Sementara bagi Grab, perusahaan super-app asal Singapura ini mengatakan, pihaknya kerap mendapatkan feedback dari end-user dan business partner di multi-channel. Roy menuturkan, pihaknya berusaha untuk dapat cepat mengeksekusi setiap feedback yang diberikan pengguna dan mitra bisnis. 

“Saat ini GfB memiliki lebih dari 7.000 client korporat, kami mendapat feedback langsung dari mereka dan berusaha eksekusi cepat-terlebih di masa pandemi,” katanya. 

Roy mencontohkan, salah satu respons cepat Grab saat meluncurkan Grab Protect di tengah pandemi untuk memastikan keamanan mobilitas pelanggan dan pengemudi. Sementara untuk UMKM, Grab memperkenalkan GrabMart agar pebisnis kecil bergabung dalam UMKM digital. 

“Secara kualitatif, kami proaktif melakukan kunjungan online kepada mitra UMKM untuk mendengar tantangan yang mereka hadapi. Dari data itu, secara internal tim kami brainstorming untuk menciptakan produk yang impactful. Segi kuantitatifnya, ada sesuatu yang kami pastikan apa data yang kami dapat dan menbuatnya menjadi wawasan baru,” ucapnya menambahkan. 

Sebagai perusahaan marketplace, Herman tak menampik jika Tokopedia juga menghadapi tantangan ketika menerapkan kultur customer-centric. Menurutnya, teknologi dapat dimanfaatkan untuk mempercepat pemecahan masalah yang fokus pada konsumen. 
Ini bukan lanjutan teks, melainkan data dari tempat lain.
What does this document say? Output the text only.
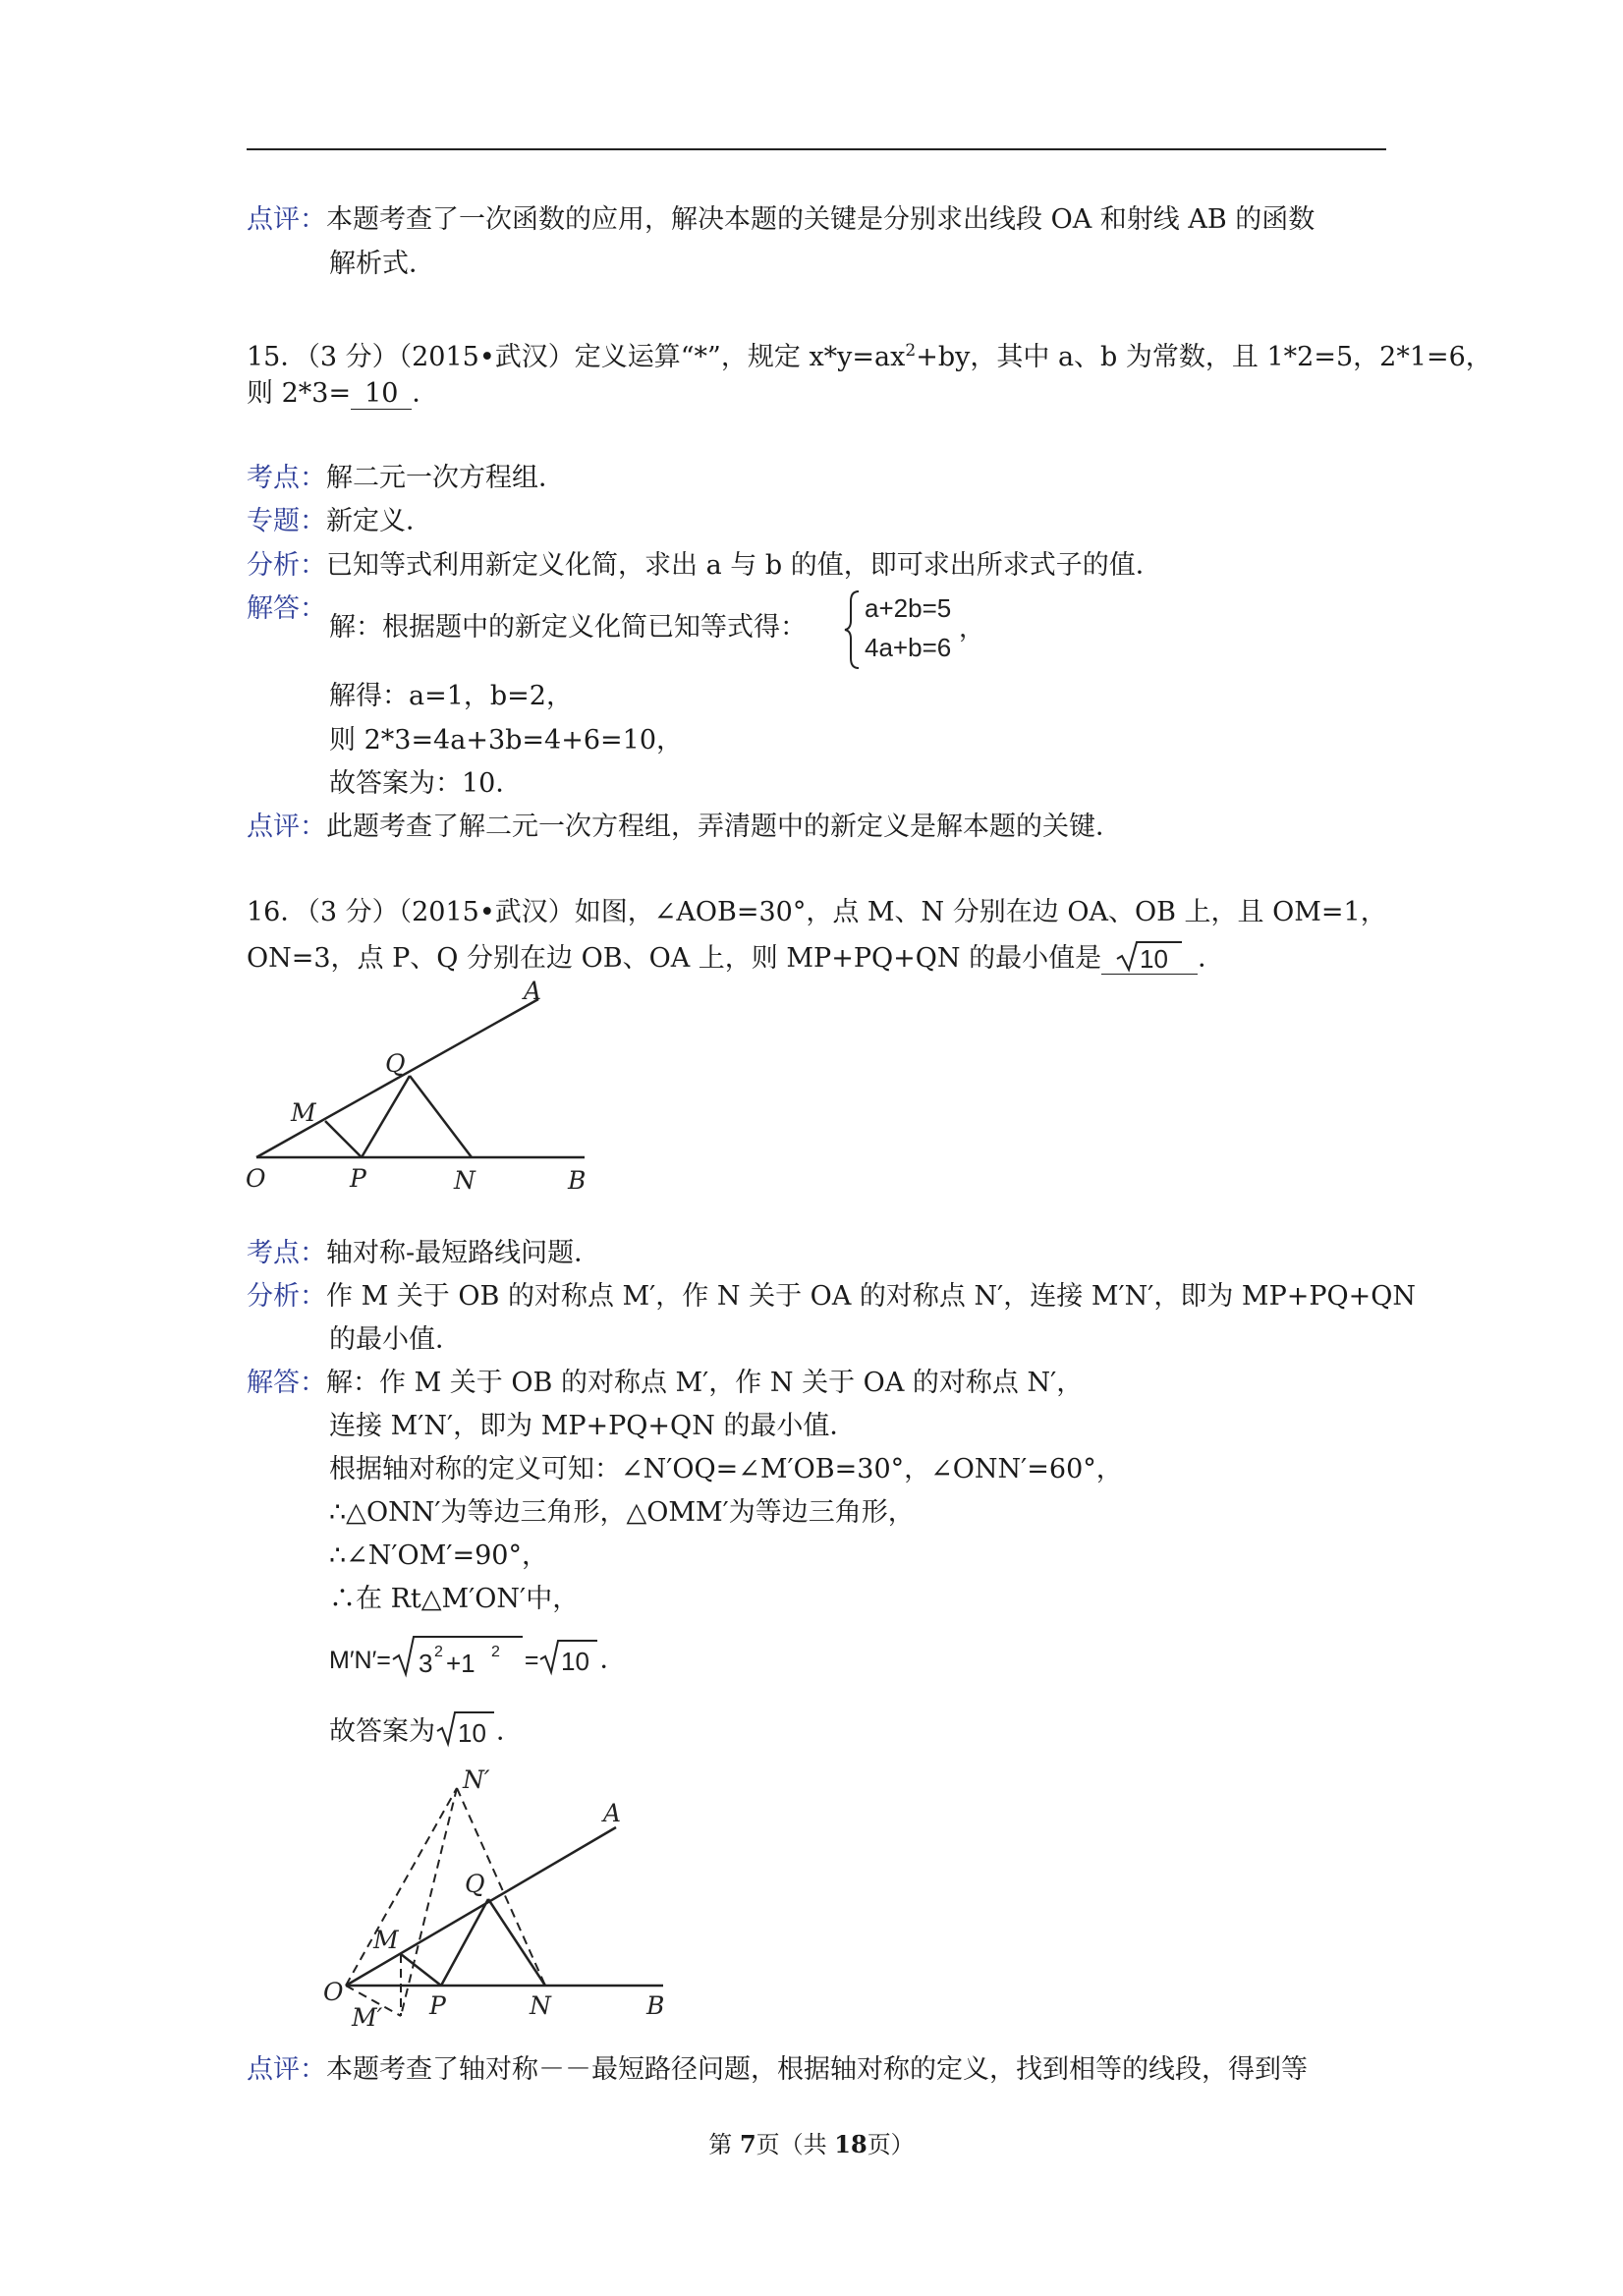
点评：本题考查了一次函数的应用，解决本题的关键是分别求出线段 OA 和射线 AB 的函数
解析式．
15．（3 分）（2015•武汉）定义运算“*”，规定 $x*y=ax^2+by$，其中 a、b 为常数，且 1*2=5，2*1=6，
则 2*3= 10 ．
考点：解二元一次方程组．
专题：新定义．
分析：已知等式利用新定义化简，求出 a 与 b 的值，即可求出所求式子的值．
解答：
解：根据题中的新定义化简已知等式得：
a+2b=5
4a+b=6
，
解得：a=1，b=2，
则 2*3=4a+3b=4+6=10，
故答案为：10．
点评：此题考查了解二元一次方程组，弄清题中的新定义是解本题的关键．
16．（3 分）（2015•武汉）如图，∠AOB=30°，点 M、N 分别在边 OA、OB 上，且 OM=1，
ON=3，点 P、Q 分别在边 OB、OA 上，则 MP+PQ+QN 的最小值是 10 ．
A
Q
M
O	P	N	B
考点：轴对称-最短路线问题．
分析：作 M 关于 OB 的对称点 M′，作 N 关于 OA 的对称点 N′，连接 M′N′，即为 MP+PQ+QN
的最小值．
解答：解：作 M 关于 OB 的对称点 M′，作 N 关于 OA 的对称点 N′，
连接 M′N′，即为 MP+PQ+QN 的最小值．
根据轴对称的定义可知：∠N′OQ=∠M′OB=30°，∠ONN′=60°，
∴△ONN′为等边三角形，△OMM′为等边三角形，
∴∠N′OM′=90°，
∴在 Rt△M′ON′中，
M′N′= 3 2 +1 2 = 10 ．
故答案为 10 ．
N′
A
Q
M
O
M′ P	N	B
点评：本题考查了轴对称－－最短路径问题，根据轴对称的定义，找到相等的线段，得到等
第 7页（共 18页）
“Jelas bahwa setiap orang perlu berinovasi. Inovasi digital tidak bisa hanya fokus pada teknologi itu sendiri, tetapi fokus pada perjalanan untuk mengenali pelanggan, menggunakan empati kita, menerapkan pengalaman untuk menyelesaikan masalah,” ungkap Herman. 

Menurutnya, hal itu sejalan dengan misi Tokopedia untuk menghubungkan semua orang Indonesia agar bisa mendapatkan apa pun dari mana saja, dan semua orang dapat memulai bisnis dari mana pun.  

Tak berbeda dengan IOH, Chirag mengakui jika pihaknya menempatkan pelanggan sebagai jantung utama bisnis dan inovasi. Ia mengakui jika pertumbuhan ekspansi digital merupakan aspek penting dalam inovasi, termasuk melalui kemitraan dengan sejumlah perusahaan teknologi untuk menciptakan connected enterprise. 

Chirag mengatakan, kemitraan semacam itu dapat membantu memanfaatkan intrusi keuangan serta mengubah internal dan eksternal serta investasi untuk infrastruktur jaringan IT. Chirag menyebut, investasi pada infrastruktur IT dapat memperluas jaringan, menciptakan kapasitas, meningkatkan kecepatan dan kapasitas, hingga menjadi solusi jaringan agar bisa memenuhi keinginan konsumen. 

“Kami mencari tahu bagaimana kami dapat menanggapi kebutuhan dan meningkatkan interaksi konsumen. Konsumen butuh akses jaringan sangat cepat, jadi kami mengejar bagaimana menanggap hal itu, dan terakhir memberikan produk inovatif seperti produk pinjaman untuk masyarakat yang tidak terjangkau layanan perbankan,” pungkasnya.